MonoGSDF: Exploring Monocular Geometric Cues for Gaussian Splatting-Guided Implicit Surface Reconstruction
Kunyi Li, Michael Niemeyer, Zeyu Chen, Nassir Navab, Federico Tombari
TL;DR
MonoGSDF addresses the challenge of recovering watertight, topologically consistent surfaces from monocular images by unifying 3D Gaussian splatting with a neural SDF. The key idea is to use the SDF to guide the spatial distribution of Gaussians during training and then reuse Gaussians as priors for efficient mesh extraction, avoiding heavy meshing steps like Marching Cubes. The method introduces a Gaussian-to-SDF coupling via a Gaussian-shaped opacity function and a sigmoid-like, scene-bounded normalization, plus a multi-resolution training regime augmented with geometric cues from monocular estimates.
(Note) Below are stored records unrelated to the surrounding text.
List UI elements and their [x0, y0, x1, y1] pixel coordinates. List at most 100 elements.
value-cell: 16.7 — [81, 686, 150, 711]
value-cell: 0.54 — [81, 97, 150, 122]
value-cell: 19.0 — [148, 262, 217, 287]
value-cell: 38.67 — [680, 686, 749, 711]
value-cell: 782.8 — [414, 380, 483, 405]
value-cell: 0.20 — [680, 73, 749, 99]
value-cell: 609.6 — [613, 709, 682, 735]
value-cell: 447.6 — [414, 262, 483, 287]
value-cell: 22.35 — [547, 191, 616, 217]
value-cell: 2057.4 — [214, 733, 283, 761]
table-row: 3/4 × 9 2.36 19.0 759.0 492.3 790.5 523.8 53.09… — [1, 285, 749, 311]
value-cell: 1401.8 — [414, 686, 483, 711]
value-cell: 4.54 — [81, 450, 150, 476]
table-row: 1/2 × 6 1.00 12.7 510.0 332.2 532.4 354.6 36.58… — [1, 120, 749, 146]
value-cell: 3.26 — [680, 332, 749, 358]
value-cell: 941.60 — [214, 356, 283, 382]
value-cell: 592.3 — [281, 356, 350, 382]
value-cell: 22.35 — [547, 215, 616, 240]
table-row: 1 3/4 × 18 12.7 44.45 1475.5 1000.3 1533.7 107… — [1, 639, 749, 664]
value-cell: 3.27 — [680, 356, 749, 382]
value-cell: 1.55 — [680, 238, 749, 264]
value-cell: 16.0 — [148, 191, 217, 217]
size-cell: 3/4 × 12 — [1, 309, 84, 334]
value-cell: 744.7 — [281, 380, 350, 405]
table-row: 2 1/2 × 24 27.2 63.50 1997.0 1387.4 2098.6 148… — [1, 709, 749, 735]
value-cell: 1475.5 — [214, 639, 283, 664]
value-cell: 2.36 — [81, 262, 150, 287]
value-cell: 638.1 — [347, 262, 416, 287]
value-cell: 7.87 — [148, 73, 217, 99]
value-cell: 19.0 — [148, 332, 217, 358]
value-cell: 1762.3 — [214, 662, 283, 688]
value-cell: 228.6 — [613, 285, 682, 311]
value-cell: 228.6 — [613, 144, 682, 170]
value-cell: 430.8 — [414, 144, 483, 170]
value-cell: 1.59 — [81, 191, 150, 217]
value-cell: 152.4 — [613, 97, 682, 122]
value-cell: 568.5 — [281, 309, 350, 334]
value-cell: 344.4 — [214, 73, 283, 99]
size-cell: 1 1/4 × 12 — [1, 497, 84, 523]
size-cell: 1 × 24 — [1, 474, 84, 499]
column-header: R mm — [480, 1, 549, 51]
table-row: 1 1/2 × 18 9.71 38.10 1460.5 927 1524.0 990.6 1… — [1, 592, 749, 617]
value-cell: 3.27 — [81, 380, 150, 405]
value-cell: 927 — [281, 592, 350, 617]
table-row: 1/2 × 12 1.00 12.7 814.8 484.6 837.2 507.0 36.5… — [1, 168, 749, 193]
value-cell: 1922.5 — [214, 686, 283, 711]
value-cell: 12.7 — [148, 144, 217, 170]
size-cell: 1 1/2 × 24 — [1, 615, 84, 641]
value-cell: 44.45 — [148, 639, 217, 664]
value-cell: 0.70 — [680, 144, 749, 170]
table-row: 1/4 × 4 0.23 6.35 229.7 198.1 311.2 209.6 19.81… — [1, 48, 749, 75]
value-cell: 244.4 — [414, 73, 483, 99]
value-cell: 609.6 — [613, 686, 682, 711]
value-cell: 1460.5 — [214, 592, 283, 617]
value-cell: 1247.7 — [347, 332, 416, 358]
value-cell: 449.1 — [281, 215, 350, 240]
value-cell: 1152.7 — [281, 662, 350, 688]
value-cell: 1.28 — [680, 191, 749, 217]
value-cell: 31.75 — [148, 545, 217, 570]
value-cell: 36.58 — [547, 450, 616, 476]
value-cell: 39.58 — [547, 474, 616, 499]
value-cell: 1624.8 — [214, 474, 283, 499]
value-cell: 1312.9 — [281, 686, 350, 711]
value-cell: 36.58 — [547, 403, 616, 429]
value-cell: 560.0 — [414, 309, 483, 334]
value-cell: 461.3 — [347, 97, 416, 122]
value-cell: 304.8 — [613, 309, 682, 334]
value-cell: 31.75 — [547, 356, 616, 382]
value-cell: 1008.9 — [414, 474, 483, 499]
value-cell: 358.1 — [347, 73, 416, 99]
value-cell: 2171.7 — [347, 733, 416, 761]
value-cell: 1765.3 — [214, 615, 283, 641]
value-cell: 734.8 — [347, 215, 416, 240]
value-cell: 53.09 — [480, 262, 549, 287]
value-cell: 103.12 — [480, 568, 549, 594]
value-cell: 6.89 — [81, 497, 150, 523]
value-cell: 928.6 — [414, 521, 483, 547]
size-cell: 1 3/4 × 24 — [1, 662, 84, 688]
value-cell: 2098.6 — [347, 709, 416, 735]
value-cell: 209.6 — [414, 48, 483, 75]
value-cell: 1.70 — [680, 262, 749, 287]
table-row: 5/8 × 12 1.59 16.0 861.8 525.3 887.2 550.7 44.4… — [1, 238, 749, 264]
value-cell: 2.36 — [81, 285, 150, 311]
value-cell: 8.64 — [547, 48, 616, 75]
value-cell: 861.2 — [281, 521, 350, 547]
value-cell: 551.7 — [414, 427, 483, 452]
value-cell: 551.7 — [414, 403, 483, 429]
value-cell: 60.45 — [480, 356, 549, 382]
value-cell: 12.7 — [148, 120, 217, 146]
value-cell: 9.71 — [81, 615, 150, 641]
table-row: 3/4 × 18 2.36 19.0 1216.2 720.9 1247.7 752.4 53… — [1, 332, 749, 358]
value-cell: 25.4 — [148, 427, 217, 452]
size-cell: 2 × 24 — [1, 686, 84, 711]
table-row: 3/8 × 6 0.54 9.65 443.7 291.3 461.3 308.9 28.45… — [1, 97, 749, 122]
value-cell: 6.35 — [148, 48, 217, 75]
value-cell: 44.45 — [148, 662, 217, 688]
Empirical results on DTU, Tanks and Temples, and Mip-NeRF 360 show state-of-the-art geometry accuracy, competitive novel-view synthesis, and faster mesh extraction, especially on flat and transparent surfaces. This framework advances practical monocular 3D reconstruction by merging explicit Gaussian representations with implicit surface modeling, enabling scalable, efficient, and high-fidelity reconstructions in real-world scenes.
Abstract
Accurate meshing from monocular images remains a key challenge in 3D vision. While state-of-the-art 3D Gaussian Splatting (3DGS) methods excel at synthesizing photorealistic novel views through rasterization-based rendering, their reliance on sparse, explicit primitives severely limits their ability to recover watertight and topologically consistent 3D surfaces.We introduce MonoGSDF, a novel method that couples Gaussian-based primitives with a neural Signed Distance Field (SDF) for high-quality reconstruction. During training, the SDF guides Gaussians' spatial distribution, while at inference, Gaussians serve as priors to reconstruct surfaces, eliminating the need for memory-intensive Marching Cubes. To handle arbitrary-scale scenes, we propose a scaling strategy for robust generalization. A multi-resolution training scheme further refines details and monocular geometric cues from off-the-shelf estimators enhance reconstruction quality. Experiments on real-world datasets show MonoGSDF outperforms prior methods while maintaining efficiency.